Estimates place the global population of North Atlantic right whales at a little more than 400. Over the last two years, 131 or 132 of those endangered marine mammals were identified in the Gulf of St. Lawrence.
On Thursday in Ottawa, Minister of Fisheries, Oceans and the Canadian Coast Guard Bernadette Jordan and Minister of Transport Marc Garneau announced new measures to help keep the marine animals from becoming further endangered.
“We need to continue using a wide variety of tools and adapt quickly to (the whales’) changing behaviour,” Jordan said in a technical briefing with reporters Thursday morning.
The measures aim to do two things: prevent whale entanglements in fishing gear and prevent collisions between whales and vessels.
As well as the fishing closure in parts of the gulf, DFO plans to expand temporary fishing closure areas into the Bay of Fundy, and implement new markings to identify origin of gear in the event of an entanglement.
Transport Canada is bringing back the mandatory speed limit to 10 knots in the western Gulf of St. Lawrence and will continue to allow vessels to travel at safe operational speeds in parts of the shipping lanes north and south of Anticosti Island when no whales are detected in the area.
A remotely piloted aircraft system (drone and an underwater acoustic glider) will be incorporated into the federal government’s whale surveillance activities this year.
Happening almost in tandem with the measures to protect the whales, the federal government also awarded a $596,736 contract this week with G X Technology Canada to provide private ice-breaking services in the Acadian Peninsula, Bay of Chaleur and Northumberland Strait. Together with Canadian Coast Guard ice breakers, the move is intended to help crab fishermen get on the water earlier, before whales start returning to the gulf.
Carter Hutt, president of the P.E.I. Snow Crab Fisherman’s Association has mixed reviews on the measures. He’s pleased with the efforts to get the boats on the water earlier but worries about the impact of season-long closures in some areas once whales arrive.

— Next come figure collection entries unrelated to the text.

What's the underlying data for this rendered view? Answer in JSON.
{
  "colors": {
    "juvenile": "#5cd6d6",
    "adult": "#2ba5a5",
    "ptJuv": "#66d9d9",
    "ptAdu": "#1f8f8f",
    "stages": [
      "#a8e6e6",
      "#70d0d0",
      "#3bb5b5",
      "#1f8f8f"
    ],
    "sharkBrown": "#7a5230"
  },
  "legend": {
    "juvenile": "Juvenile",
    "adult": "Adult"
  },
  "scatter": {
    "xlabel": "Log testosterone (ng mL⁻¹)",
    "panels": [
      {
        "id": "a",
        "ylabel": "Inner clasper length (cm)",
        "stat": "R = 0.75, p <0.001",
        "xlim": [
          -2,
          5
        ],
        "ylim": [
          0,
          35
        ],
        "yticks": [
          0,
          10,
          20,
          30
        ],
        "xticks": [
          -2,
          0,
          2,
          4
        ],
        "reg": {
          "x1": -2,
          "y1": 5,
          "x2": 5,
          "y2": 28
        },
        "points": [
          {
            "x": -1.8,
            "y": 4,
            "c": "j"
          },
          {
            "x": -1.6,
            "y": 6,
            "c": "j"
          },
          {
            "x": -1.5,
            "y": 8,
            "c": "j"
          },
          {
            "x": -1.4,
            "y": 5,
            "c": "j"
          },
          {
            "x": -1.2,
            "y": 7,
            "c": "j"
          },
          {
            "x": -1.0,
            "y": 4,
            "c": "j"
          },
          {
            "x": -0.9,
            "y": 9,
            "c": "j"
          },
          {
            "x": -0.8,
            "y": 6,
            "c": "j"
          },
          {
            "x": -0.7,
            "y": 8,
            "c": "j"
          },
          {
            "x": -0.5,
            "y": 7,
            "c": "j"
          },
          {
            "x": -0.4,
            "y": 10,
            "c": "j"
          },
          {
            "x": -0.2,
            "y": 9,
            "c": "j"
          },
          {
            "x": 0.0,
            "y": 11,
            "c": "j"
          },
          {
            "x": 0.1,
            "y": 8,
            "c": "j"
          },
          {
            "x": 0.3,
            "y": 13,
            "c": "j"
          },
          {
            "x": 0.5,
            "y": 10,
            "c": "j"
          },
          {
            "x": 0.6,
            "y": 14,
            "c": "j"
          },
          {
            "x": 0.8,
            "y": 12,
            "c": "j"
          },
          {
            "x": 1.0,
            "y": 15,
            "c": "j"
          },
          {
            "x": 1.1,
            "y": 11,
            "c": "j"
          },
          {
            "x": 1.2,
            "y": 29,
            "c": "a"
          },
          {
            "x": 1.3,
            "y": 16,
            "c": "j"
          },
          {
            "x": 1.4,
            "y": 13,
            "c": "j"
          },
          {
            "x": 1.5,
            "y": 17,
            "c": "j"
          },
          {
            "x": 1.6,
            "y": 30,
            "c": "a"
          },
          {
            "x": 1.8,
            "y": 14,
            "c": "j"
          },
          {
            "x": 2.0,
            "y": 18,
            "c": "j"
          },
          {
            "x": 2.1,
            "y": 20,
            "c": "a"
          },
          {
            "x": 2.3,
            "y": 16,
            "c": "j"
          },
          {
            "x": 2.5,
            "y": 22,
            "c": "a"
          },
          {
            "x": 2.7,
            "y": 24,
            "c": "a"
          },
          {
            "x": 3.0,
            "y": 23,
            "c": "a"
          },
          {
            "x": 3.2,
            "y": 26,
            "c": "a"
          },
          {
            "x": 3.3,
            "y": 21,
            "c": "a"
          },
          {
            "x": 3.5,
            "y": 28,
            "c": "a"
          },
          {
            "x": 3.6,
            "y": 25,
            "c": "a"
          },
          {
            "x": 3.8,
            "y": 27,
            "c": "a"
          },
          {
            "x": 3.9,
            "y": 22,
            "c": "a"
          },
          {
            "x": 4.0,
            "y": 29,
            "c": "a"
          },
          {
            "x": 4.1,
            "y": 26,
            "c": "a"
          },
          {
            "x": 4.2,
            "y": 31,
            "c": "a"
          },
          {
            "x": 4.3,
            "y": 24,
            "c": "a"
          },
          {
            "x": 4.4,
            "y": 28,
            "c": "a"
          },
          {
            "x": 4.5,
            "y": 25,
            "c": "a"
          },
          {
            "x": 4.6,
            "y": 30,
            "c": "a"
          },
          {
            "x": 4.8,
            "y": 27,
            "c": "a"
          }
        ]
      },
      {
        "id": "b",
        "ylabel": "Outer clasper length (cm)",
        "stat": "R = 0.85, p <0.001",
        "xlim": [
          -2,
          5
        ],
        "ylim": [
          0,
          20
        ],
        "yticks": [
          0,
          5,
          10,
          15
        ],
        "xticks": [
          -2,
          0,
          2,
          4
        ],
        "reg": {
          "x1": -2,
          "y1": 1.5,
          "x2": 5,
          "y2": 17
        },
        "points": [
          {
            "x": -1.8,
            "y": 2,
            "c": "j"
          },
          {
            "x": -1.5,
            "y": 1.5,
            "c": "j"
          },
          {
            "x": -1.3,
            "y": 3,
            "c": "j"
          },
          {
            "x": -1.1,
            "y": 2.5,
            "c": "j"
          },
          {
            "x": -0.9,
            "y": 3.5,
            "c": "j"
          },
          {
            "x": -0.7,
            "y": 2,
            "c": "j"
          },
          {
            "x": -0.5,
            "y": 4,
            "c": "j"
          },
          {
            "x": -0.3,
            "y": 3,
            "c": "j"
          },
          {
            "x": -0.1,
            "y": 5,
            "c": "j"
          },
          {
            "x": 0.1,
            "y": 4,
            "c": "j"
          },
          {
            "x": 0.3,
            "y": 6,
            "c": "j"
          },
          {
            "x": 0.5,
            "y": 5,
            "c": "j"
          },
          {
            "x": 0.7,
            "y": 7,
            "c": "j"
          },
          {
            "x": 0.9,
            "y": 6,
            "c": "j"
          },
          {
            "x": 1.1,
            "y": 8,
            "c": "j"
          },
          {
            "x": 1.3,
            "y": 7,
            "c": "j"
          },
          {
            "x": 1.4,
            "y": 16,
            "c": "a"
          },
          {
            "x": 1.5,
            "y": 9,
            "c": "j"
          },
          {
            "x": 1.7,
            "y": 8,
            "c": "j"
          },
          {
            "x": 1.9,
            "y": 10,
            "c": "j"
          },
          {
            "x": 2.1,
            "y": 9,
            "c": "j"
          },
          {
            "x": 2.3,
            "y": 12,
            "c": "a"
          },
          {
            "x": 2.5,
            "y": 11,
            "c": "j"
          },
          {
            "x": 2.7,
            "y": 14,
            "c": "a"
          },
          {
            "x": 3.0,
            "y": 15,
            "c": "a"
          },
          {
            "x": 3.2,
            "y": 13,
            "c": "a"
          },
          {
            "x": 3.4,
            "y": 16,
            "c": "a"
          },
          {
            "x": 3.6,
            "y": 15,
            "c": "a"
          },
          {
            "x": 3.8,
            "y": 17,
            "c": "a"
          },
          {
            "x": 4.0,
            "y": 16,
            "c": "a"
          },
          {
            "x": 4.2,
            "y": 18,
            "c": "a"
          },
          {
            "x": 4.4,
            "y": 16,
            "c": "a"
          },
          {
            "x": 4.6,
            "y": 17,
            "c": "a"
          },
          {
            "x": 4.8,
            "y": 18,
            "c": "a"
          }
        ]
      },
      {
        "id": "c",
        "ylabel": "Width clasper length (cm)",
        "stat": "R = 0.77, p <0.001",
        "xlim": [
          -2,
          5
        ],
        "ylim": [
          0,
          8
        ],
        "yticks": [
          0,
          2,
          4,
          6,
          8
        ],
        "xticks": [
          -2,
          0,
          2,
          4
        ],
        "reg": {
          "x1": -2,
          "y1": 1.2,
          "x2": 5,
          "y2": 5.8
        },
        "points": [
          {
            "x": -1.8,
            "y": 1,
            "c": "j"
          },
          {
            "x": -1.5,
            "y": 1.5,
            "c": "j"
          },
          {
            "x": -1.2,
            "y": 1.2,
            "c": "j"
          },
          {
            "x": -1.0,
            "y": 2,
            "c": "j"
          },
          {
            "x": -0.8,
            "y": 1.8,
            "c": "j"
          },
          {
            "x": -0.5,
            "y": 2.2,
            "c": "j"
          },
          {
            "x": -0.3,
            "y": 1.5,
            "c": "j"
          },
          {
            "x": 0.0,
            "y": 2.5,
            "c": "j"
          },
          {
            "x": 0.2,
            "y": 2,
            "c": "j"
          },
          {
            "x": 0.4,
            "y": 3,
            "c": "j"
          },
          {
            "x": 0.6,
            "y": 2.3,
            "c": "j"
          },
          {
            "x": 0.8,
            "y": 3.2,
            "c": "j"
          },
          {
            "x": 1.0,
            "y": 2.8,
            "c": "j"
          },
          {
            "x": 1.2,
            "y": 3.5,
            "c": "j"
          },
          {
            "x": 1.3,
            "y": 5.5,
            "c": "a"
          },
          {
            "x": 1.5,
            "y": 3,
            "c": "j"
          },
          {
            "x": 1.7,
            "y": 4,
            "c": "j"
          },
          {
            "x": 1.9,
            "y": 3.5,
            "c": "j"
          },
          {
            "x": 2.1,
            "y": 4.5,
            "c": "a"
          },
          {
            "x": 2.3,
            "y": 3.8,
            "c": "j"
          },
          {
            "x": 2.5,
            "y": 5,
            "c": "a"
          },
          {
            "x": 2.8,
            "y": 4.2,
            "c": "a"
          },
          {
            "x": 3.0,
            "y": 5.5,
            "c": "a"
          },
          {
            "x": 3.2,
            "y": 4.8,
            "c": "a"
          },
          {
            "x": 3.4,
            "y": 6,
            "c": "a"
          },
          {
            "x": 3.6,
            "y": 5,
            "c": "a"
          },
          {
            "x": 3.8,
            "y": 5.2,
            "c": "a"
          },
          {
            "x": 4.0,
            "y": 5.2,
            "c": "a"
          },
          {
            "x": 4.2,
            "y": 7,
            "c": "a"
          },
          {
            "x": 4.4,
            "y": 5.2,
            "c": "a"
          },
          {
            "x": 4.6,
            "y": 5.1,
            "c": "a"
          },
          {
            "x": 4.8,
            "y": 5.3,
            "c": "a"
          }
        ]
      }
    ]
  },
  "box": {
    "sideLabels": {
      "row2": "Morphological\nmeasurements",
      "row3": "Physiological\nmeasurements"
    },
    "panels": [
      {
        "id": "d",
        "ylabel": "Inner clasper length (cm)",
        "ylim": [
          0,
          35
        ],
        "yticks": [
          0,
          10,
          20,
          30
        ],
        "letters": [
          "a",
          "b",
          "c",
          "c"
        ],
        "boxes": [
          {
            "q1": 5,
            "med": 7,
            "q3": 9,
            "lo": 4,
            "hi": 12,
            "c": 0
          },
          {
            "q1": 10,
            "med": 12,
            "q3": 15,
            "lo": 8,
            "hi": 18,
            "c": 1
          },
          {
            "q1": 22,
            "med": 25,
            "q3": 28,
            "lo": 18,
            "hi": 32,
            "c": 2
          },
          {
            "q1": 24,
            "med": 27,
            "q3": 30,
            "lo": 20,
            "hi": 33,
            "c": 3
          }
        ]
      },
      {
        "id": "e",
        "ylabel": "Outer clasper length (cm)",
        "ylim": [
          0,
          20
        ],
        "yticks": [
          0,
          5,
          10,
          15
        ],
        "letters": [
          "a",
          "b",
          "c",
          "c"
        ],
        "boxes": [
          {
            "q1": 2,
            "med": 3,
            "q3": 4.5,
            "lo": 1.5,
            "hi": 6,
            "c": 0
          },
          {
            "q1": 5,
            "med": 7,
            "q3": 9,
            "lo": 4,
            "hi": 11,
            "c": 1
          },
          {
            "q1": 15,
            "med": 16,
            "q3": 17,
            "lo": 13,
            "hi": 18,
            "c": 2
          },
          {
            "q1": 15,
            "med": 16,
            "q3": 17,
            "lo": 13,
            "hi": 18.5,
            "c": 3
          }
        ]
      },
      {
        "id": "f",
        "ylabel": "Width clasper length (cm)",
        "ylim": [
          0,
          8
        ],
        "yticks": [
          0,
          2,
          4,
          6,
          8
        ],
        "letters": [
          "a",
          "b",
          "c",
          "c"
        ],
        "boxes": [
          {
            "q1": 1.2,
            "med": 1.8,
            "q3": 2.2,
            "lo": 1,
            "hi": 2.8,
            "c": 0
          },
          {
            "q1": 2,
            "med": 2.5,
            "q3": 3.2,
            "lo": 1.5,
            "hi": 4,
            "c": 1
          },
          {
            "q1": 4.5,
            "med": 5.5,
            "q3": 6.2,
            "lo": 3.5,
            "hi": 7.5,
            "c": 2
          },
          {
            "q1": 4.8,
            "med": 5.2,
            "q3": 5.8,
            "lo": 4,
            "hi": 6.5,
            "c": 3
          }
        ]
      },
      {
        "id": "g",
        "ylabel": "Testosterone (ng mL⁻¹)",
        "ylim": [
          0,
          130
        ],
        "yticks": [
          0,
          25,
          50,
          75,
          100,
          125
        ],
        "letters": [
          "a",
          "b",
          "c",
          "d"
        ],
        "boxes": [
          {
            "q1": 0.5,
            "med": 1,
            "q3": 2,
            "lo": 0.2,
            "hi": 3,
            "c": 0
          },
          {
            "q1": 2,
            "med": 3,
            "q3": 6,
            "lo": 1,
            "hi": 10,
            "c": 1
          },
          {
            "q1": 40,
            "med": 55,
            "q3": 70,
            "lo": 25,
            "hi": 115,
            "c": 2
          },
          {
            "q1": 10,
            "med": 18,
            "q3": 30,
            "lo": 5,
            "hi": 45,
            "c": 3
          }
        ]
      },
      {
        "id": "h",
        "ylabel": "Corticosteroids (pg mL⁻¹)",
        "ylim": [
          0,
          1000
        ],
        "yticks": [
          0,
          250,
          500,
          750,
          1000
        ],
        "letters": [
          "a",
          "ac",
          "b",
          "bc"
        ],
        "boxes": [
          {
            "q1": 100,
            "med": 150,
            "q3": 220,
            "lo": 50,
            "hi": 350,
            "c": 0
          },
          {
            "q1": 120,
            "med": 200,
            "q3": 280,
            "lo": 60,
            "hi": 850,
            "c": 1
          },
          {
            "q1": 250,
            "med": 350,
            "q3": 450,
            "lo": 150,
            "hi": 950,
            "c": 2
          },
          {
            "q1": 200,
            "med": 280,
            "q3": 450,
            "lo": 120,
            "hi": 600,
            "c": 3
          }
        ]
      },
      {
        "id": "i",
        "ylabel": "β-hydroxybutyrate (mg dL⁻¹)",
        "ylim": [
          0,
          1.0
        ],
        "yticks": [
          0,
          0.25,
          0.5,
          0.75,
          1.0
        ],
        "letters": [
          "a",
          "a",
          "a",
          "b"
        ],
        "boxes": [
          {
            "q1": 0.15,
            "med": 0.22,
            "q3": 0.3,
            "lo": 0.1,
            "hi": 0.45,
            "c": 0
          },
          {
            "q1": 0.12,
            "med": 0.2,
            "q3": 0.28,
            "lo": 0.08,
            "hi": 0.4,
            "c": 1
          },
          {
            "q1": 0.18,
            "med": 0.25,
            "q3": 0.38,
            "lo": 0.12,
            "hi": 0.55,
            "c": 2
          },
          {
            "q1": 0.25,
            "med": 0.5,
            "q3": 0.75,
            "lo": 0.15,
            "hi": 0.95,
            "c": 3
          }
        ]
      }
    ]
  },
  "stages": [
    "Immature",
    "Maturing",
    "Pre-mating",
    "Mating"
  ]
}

Hutt said reports are suggesting ice conditions in the gulf are not as severe as last year.
“It seems like we’re open for a little while, but whenever the whales show up, they are going to start closing the grids and if there are multiple whales, they’re going to be closed until November,” he said.
“At least we’re going to get to fish some of it for a little while. That’s the good part of it, I guess.”
DFO will also work with the fishing industry on other gear modifications on a phased-in basis starting in 2021. And it will authorize ropeless gear trials.
“Ropeless fishing means there is no rope in the water column,” Elise Lavigne, director of fisheries operations. Because the harvester would need to be onsite to retrieve the gear, she said the risk to whales would be minimal.
Harvesters who receive approval to test the technology would have to purchase their own gear, but there are avenues, such as the Atlantic Fisheries Fund, which they can tap into.